Friday, December 12, 2008

Budget Myth and Budget Fact #6: Balancing Budget "On the Backs of the Townships"

Budget Myth: At several public hearings and private meetings, some are suggesting that the budget is being balanced "on the backs of the Townships." (Some attribute this to the fact that the three commissioners used to be on Cincinnati City Council).

Budget Fact: This budget represents shared sacrifice by all. No one entity is being singled out. Unfortunately, if anything, the budget is actually being shouldered by the hardworking workforce of the County employees more than anyone else. And even though we are former Councilmembers, we have asked more of the City in recent years (budgetwise) than any other jurisdiction.


Explanation: Although we have not yet finalized the budget, the suggestion that this budget is being balanced "on the backs of the Townships" is misplaced. First, the basics of the budget show that most of the $40M in cuts is coming internally--from the employees of the County at all levels. And to the extent those cuts impact services, those services have a Countywide impact.

One aspect of the Administrator's proposed budget indeed involves the townships, in that he would ask the three largest Townships to pay for the patrols that they directly receive, and that they have traditionally received without having to reimburse the county. (They already pay for other patrol services provided by the Sheriff). Since the Administrator made that proposal, many questions have been raised about how to best pay for this arrangement, but this is an area that should and will ultimately be left up to the Sheriff to decide: how to best and most effectively patrol the County within his statutory authority, and within a limited budget. But even under the administrator's proposal, the budgetary impact of this is about 15% of the total cuts being discussed.

But before Township residents and leaders think that even this part of the administrator's proposal is somehow singling them out, we have actually spent the past two years having the very same conversation about other services we have traditionally provided (without reimbursement) . . . to the City of Cincinnati (yes, our former jurisdiction).

- in early 2008, for example, we began billing the City of Cincinnati for the cost of jail bed days used for citizens who violated City ordinances. For some reason, this had not been done since 2001 (even though it was required by contract). The City now pays the County $10,000s per month for this cost.

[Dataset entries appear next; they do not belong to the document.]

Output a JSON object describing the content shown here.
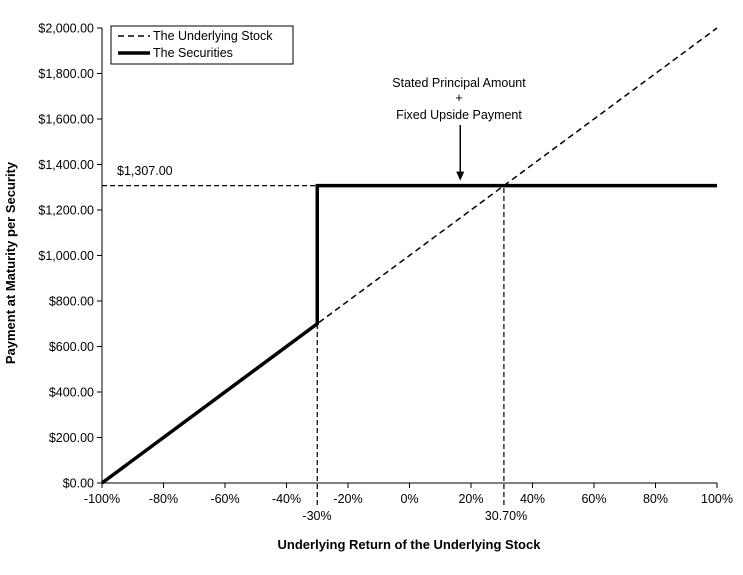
{
  "chart_data": {
    "type": "line",
    "xlabel": "Underlying Return of the Underlying Stock",
    "ylabel": "Payment at Maturity per Security",
    "xlim": [
      -100,
      100
    ],
    "ylim": [
      0,
      2000
    ],
    "x_ticks": [
      -100,
      -80,
      -60,
      -40,
      -20,
      0,
      20,
      40,
      60,
      80,
      100
    ],
    "x_tick_labels": [
      "-100%",
      "-80%",
      "-60%",
      "-40%",
      "-20%",
      "0%",
      "20%",
      "40%",
      "60%",
      "80%",
      "100%"
    ],
    "y_ticks": [
      0,
      200,
      400,
      600,
      800,
      1000,
      1200,
      1400,
      1600,
      1800,
      2000
    ],
    "y_tick_labels": [
      "$0.00",
      "$200.00",
      "$400.00",
      "$600.00",
      "$800.00",
      "$1,000.00",
      "$1,200.00",
      "$1,400.00",
      "$1,600.00",
      "$1,800.00",
      "$2,000.00"
    ],
    "grid": false,
    "legend": {
      "position": "top-left"
    },
    "series": [
      {
        "name": "The Underlying Stock",
        "style": "dashed",
        "x": [
          -100,
          100
        ],
        "y": [
          0,
          2000
        ]
      },
      {
        "name": "The Securities",
        "style": "solid-thick",
        "x": [
          -100,
          -30,
          -30,
          100
        ],
        "y": [
          0,
          700,
          1307,
          1307
        ]
      }
    ],
    "reference_lines": [
      {
        "from": [
          -100,
          1307
        ],
        "to": [
          -30,
          1307
        ]
      },
      {
        "from": [
          -30,
          0
        ],
        "to": [
          -30,
          700
        ]
      },
      {
        "from": [
          30.7,
          0
        ],
        "to": [
          30.7,
          1307
        ]
      }
    ],
    "annotations": {
      "level_label": {
        "text": "$1,307.00",
        "value": 1307
      },
      "x_marker_left": {
        "text": "-30%",
        "value": -30
      },
      "x_marker_right": {
        "text": "30.70%",
        "value": 30.7
      },
      "callout": {
        "lines": [
          "Stated Principal Amount",
          "+",
          "Fixed Upside Payment"
        ],
        "x": 16.5,
        "arrow_tip_y": 1307
      }
    }
  }
}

- later in 2008, I also learned that Ohio law requires that we be reimbursed for any public defender services we provide to citizens whose crimes involve the violation of the City's ordinances. Counter to the law, the public defender had not been asking for such reimbursements. Well, now we do (more accurately, as soon as we did, the City chose to do these services themselves going forward). Either way, we just relieved potentially hundreds of thousands of dollars in lawyer time from our public defender caseload.

So the concept of allocating cost to those who benefit from a service is not a new one at all, and was first applied to the City. While they at first weren't happy, they ultimately saw that our requests had merit.

Also, as we finalize this budget, we are also trying to help our Townships by:

- lobbying hard to make sure the State maintains its 911 wireless fee, which directly benefits all jurisdictions (including Townships), by reducing the local cost of running our regional communication center. This would allow each jurisdiction to put more money into local policing efforts.

- supporting legislation, requested by Anderson Township, that would allow Anderson, Green and Delhi Townships to use funds in their Tax Increment Finance Districts for more than just capital expenditures, including paying for Sheriff's patrols if they so choose.

Overall, in a tough time, we're trying to be fair to all taxpayers, residents and government partners. We are no doubt asking a little more from our partners in government, but usually because the law and fairness (or both), require it.

Even then, the sad truth is that no one is shouldering this budget and difficult economy nearly as much as our own County workforce.

3 comments:

Anonymous said...

with recent news reports - it seems certain townships have been balancing THEIR budgets on the backs of taxpayers from other townships for generations. At least the GOP strongholds.

Someone said...

Anon, not only do I agree, I think that is the biggest point everyone has missed in this whole story!

Read this.

Anonymous said...

Thanks for the link Dean - good story - someone needs to investigate this further since the Enquirer protects GOP strongholds. Heck, no wonder some communities are prospering while others are tithing to the extremes of Leis (and a complacent BOCC???)